In this paper, I will talk about the goals and challenges of creating a privileged access management program for your Windows desktops and servers. Privileged access is a key issue these days, especially on desktops, for which an overprivileged user can be a weapon of destruction on your internal network if they inadvertently download and install malware.

But privileged access management can be equally critical on Windows servers to ensure that the right users have the right access to your production systems. In this paper, I’ll lay out the issues and challenges around managing privileged access using the native Windows security model, especially across many desktops and servers. Then I’ll talk about some different approaches that might help you in your efforts to manage access in your Windows environment.

What is Privileged Access Management?

It’s important to define terms when it comes to privileged access management. Privileged access, as the name implies, is access to a system (desktop or server) that is above and beyond that which a “normal” user has access to. This definition, of course, is sufficiently vague that it requires additional context. Every organization may have a different definition of what is privileged, based on their business and security requirements.

But we can probably all agree that certain types of access (e.g. the ability to install software, create users or change system configuration) universally constitute privileged access. And the principles of Privileged Access Management are generally the same. Namely, you want to:

  • Ensure that only those users who absolutely need access to a given set of privileges on desktops and servers have those privileges, and only for those systems for which they have a need.
  • Ensure that privileged access is only used when it’s needed (i.e. when the privileged operation needs to occur) and ideally, is only granted when it’s needed and “un-granted” when it’s no longer required.
  • Centrally manage privileged access such that access can be granted and revoked quickly. This doesn’t necessarily mean a single group managing access, but rather a single point of control or system for determining access, rather than many disparate systems depending upon the resource under management.
  • Ensure that there is an audit trail for any privileged operation.

Of course, there will be differences between the types of privileged operations that are performed on Windows desktops vs. Windows servers.

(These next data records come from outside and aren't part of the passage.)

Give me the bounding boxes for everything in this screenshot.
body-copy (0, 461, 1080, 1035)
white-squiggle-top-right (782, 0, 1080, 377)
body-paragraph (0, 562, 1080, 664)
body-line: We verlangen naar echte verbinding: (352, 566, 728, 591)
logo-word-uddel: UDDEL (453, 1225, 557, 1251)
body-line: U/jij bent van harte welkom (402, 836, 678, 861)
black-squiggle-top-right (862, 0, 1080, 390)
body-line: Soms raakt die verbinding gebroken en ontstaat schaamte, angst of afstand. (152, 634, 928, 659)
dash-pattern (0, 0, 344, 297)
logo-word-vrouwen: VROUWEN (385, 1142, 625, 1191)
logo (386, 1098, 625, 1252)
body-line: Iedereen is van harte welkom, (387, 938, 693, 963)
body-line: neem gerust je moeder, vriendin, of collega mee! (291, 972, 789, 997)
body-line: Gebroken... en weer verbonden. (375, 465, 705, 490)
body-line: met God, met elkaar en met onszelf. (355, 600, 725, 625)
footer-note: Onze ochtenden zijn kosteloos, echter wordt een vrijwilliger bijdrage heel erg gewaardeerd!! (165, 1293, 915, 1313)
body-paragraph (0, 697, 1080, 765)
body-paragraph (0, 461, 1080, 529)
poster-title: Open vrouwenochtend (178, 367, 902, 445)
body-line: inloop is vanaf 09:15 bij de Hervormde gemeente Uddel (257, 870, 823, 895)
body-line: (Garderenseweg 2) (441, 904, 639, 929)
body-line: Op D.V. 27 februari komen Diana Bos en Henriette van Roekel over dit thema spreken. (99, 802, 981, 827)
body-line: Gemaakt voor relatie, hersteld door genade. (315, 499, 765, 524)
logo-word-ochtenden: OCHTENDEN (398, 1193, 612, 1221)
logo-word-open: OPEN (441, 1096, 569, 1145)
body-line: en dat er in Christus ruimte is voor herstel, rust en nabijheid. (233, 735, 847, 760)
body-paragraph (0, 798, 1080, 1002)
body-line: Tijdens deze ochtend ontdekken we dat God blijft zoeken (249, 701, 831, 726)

Desktop privileged access might include the ability to logon at the console (interactively) or the ability to install printers or install software. Server privileged access, on the other hand, might include the ability to shut down the server, change its network or disk configuration and stop and start key services.

Each of these different privilege sets may have different usage patterns as well. A desktop user probably needs to log onto their system interactively every day, and they may need to install software frequently as well. However, a server administrator may only need to log onto the server’s console or restart its services on an infrequent basis. Therefore, the strategy you take when addressing privileged access management on each platform type may be different. We’ll talk more about these differences later in the paper.

Privileged Access in Windows

The Windows platform provides some unique capabilities that also make it a challenge in the area of privileged access management. Ironically, one of Windows’ biggest strengths over other platforms like Linux or UNIX is the granularity of control you get in the OS’ security model. Indeed security is built into Windows as the deepest levels, and practically every resource and object in the OS is protected by some sort of access control list (ACL).